Does Shore Hardness Matter?
Not when it comes to moisture absorption. Both 85A and 95A TPU absorb moisture at similar rates because Shore hardness doesn’t change the underlying chemistry. However, softer 85A filament is often more sensitive to visible moisture defects in practice. Because softer TPU is typically printed at slower speeds with thinner walls, there’s more time for steam to form bubbles and disrupt each layer. So while you need to dry both, you may notice the consequences of wet filament faster with 85A.
How to Dry TPU
The standard recommendation for TPU 95A is 70°C (158°F) for 7 hours. This is long enough to drive moisture out of the filament’s interior, not just the surface. Shorter drying times may improve things slightly but won’t fully solve the problem, especially if the spool has been sitting out for weeks.
Dedicated Filament Dryers
A purpose-built filament dryer is the most reliable option. Good units hold temperature within 1 to 2°C of the set point and maintain low humidity inside the chamber. Many also let you feed filament directly from the dryer to your printer, keeping the spool dry throughout a long print. If you regularly print moisture-sensitive materials like TPU or nylon, a dedicated dryer pays for itself in saved filament and fewer failed prints.

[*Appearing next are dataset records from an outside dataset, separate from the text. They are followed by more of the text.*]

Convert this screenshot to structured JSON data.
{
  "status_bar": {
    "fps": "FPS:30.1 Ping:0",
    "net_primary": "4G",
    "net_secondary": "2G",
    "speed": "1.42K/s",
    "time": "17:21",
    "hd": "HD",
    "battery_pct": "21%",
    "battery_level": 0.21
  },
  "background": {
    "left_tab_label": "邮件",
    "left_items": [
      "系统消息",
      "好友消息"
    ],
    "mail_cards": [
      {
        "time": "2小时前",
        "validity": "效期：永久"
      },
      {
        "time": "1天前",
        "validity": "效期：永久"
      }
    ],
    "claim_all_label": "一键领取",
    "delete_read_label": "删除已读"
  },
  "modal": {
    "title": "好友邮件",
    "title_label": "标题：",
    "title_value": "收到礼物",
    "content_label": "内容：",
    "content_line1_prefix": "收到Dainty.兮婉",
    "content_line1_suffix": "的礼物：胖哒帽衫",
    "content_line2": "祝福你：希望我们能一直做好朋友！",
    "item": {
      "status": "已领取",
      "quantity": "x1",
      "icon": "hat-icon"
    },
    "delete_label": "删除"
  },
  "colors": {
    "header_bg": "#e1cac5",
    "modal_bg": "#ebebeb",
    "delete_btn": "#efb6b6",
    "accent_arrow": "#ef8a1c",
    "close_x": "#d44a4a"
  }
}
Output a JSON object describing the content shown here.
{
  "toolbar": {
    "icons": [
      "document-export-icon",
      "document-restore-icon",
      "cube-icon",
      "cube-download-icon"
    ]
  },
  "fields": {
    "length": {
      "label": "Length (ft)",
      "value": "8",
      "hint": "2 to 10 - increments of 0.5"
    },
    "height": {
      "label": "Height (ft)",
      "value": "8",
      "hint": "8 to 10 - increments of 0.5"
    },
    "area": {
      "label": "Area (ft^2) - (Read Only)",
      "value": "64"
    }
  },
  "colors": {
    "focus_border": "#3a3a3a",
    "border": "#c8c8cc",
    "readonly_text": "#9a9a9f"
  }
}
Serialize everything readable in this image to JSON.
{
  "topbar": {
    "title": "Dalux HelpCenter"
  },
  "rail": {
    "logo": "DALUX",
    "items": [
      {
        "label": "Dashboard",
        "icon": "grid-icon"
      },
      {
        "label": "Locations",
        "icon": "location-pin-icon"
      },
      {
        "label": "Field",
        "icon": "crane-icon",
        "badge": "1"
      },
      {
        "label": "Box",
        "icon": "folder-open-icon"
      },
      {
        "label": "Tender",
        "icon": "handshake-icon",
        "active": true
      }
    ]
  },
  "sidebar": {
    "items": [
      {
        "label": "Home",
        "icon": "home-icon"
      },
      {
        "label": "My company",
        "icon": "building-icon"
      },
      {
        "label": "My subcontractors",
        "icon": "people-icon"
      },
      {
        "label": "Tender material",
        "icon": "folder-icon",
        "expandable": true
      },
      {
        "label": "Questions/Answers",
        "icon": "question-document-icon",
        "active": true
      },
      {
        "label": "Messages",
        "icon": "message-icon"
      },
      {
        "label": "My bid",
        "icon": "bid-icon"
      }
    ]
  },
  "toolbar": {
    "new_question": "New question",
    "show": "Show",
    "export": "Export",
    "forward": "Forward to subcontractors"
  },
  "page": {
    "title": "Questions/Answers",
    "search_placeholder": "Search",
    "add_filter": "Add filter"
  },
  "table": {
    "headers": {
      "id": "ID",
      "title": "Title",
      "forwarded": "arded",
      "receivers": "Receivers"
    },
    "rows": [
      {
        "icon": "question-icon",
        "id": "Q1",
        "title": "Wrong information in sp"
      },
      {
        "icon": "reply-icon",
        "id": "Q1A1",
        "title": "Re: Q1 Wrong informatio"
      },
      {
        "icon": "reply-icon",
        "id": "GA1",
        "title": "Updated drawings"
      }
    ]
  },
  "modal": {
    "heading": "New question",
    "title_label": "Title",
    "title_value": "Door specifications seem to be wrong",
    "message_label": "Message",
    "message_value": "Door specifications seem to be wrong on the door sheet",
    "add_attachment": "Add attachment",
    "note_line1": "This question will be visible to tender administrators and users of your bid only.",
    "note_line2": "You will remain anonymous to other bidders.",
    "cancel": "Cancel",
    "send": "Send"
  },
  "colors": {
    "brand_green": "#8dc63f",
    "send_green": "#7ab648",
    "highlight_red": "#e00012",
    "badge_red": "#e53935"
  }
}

Kitchen Ovens and Food Dehydrators
A kitchen oven can work, but temperature accuracy is a real concern. Many ovens swing 10 to 15°C above or below the set temperature, and TPU starts to soften and deform well before it reaches printing temperature. One common experience from the 3D printing community: people assume their oven is holding 70°C only to discover with an external thermometer that the actual temperature is wildly off. If you go this route, verify the temperature with an independent thermometer placed inside the oven, away from the heating element.
Cheap food dehydrators have the same accuracy problem. Some blow air at 230°C near the heater while the chamber itself never gets close to the target temperature. The result is uneven drying at best and warped filament at worst. If you use a dehydrator, again, verify its actual chamber temperature before trusting it with a spool of TPU.
Storing TPU to Prevent Moisture Buildup
Drying filament is only half the solution. If you put a freshly dried spool back on an open shelf, it will reabsorb moisture within days. The goal for long-term storage is keeping relative humidity below 50%, though the sweet spot is closer to 10 to 30%.
The simplest approach is a resealable bag or airtight container with desiccant packets inside. Vacuum-sealed bags work even better because they remove most of the air (and its moisture) from around the spool. You don’t need to chase 0% humidity. Extremely low levels near 0 to 1% don’t provide meaningful additional protection over a well-sealed container sitting at 15 to 20% relative humidity.
For frequent printers, a dry box that feeds filament through a sealed port to the extruder keeps the spool protected during the entire print. This is especially useful for large or multi-day TPU prints where the spool would otherwise sit exposed for hours.
A Practical Drying Routine
If you’re new to TPU, the simplest workflow is: dry every new spool before its first use, even if it arrived sealed. Factory-sealed bags aren’t always perfectly airtight, and some filament absorbs moisture during manufacturing or shipping. After that initial dry, store the spool in an airtight container with desiccant whenever it’s not on the printer. Re-dry any spool that’s been left out for more than a day or two in a humid environment, or immediately if you start hearing pops during extrusion.
TPU is a forgiving material in many ways. It’s flexible, durable, and great for functional parts. But it punishes you quickly if you skip drying. A seven-hour session in a dryer before your print starts is a small investment compared to scrapping a 12-hour print because of bubbles and stringing halfway through.